Rahman has investigated ideas of jihad in South Asia to a breadth and a depth rivalled by no other. He has produced arguments about how they have changed which all should note. In the process, he has produced a book of great value both to the scholar and to the policymaker.
Francis Robinson, Professor of History of Islam in South Asia,
Royal Holloway, University of London
The degree of painstaking research and detail, which has gone into discussing the historical, linguistic, and intellectual aspects of jihad in South Asia comprises a praiseworthy addition to the understanding of the phenomenon of jihad (original in Urdu).
Khalid Masood, former Professor at the International Islamic University,
Islamabad and Chairman, Council of Islamic Ideology, Islamabad, Pakistan
Though Rahman’s work is focused on Quranic exegesis carried out since the late 19th century, he also provides a comprehensive overview of literature going as far back as the early centuries of Islam.
Ali Usman Qasmi, Associate Professor of History,
Lahore University of Management Sciences, Pakistan
Tariq Rahman is presently Dean, School of Liberal Arts and Social Sciences at the Beaconhouse National University, Lahore.
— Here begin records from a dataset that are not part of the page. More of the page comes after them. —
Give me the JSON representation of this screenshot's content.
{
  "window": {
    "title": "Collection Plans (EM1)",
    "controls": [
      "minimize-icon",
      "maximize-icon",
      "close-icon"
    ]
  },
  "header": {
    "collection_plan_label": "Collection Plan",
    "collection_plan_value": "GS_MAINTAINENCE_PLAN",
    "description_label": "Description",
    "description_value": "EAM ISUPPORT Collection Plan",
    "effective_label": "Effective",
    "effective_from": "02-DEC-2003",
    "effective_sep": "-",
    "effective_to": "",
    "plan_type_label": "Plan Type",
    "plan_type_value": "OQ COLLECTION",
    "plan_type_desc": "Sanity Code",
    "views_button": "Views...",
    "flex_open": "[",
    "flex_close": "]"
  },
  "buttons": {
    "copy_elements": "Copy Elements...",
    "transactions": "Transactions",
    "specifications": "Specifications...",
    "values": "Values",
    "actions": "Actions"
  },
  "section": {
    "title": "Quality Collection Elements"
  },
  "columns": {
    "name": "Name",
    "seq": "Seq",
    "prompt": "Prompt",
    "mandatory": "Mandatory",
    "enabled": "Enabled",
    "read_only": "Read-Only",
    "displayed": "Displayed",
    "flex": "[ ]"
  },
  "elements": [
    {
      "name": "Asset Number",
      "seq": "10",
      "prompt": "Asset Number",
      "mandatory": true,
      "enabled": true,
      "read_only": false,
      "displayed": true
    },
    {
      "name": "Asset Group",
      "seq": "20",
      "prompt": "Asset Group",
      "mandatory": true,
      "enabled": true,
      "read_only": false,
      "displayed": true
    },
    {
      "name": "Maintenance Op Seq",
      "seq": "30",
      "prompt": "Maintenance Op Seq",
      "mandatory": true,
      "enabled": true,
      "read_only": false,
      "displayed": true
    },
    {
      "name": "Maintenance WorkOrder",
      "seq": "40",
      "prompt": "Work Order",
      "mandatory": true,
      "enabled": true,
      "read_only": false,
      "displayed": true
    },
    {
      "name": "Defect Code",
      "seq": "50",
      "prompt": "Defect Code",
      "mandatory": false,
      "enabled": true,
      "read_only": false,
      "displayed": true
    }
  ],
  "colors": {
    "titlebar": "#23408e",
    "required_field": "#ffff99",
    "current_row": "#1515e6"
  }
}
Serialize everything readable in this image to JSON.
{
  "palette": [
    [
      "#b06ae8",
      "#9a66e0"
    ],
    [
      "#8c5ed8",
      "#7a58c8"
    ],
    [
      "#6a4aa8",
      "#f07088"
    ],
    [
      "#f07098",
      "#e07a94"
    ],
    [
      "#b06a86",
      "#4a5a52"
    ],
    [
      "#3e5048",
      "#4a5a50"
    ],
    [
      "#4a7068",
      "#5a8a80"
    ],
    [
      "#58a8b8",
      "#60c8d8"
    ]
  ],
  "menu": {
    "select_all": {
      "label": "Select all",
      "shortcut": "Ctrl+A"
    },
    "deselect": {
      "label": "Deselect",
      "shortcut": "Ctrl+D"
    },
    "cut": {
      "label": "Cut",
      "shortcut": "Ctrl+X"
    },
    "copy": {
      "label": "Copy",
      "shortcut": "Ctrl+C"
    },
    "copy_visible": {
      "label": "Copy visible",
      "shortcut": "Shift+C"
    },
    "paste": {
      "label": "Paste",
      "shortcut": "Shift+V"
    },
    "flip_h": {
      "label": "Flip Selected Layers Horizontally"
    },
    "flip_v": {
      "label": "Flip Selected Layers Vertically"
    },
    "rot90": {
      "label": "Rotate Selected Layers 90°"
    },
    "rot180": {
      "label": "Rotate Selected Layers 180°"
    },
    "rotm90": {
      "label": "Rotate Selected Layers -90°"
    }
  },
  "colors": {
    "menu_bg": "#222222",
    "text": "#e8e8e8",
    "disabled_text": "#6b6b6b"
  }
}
He is also HEC Distinguished National Professor and Professor Emeritus at the National Institute of Pakistan Studies, Quaid-i-Azam University, Islamabad.
Dr Rahman has been a guest professor in Denmark and Spain, and a Fulbright research scholar (1995–96) at the University of Texas at Austin, USA. He was also the first incumbent of the Pakistan Chair at the University of California, Berkeley (2004–5). He has been a research fellow at the Oxford Centre of Islamic Studies and the South Asia Institute at the University of Heidelberg. He has been an academic visitor at Wolfson College, University of Oxford every year since 2016 where the research for this book was conducted. Now he is a Member of the Common Room (MCR) at the same college. He is the recipient of several awards: the Presidential Pride of Performance (1994), HEC Lifetime Achievement Award, the highly prestigious Humboldt Research Award (2012) from Germany, and the Sitara-i-Imtiaz in 2013. In 2014, he was awarded a DLitt by the University of Sheffield for all of his published research.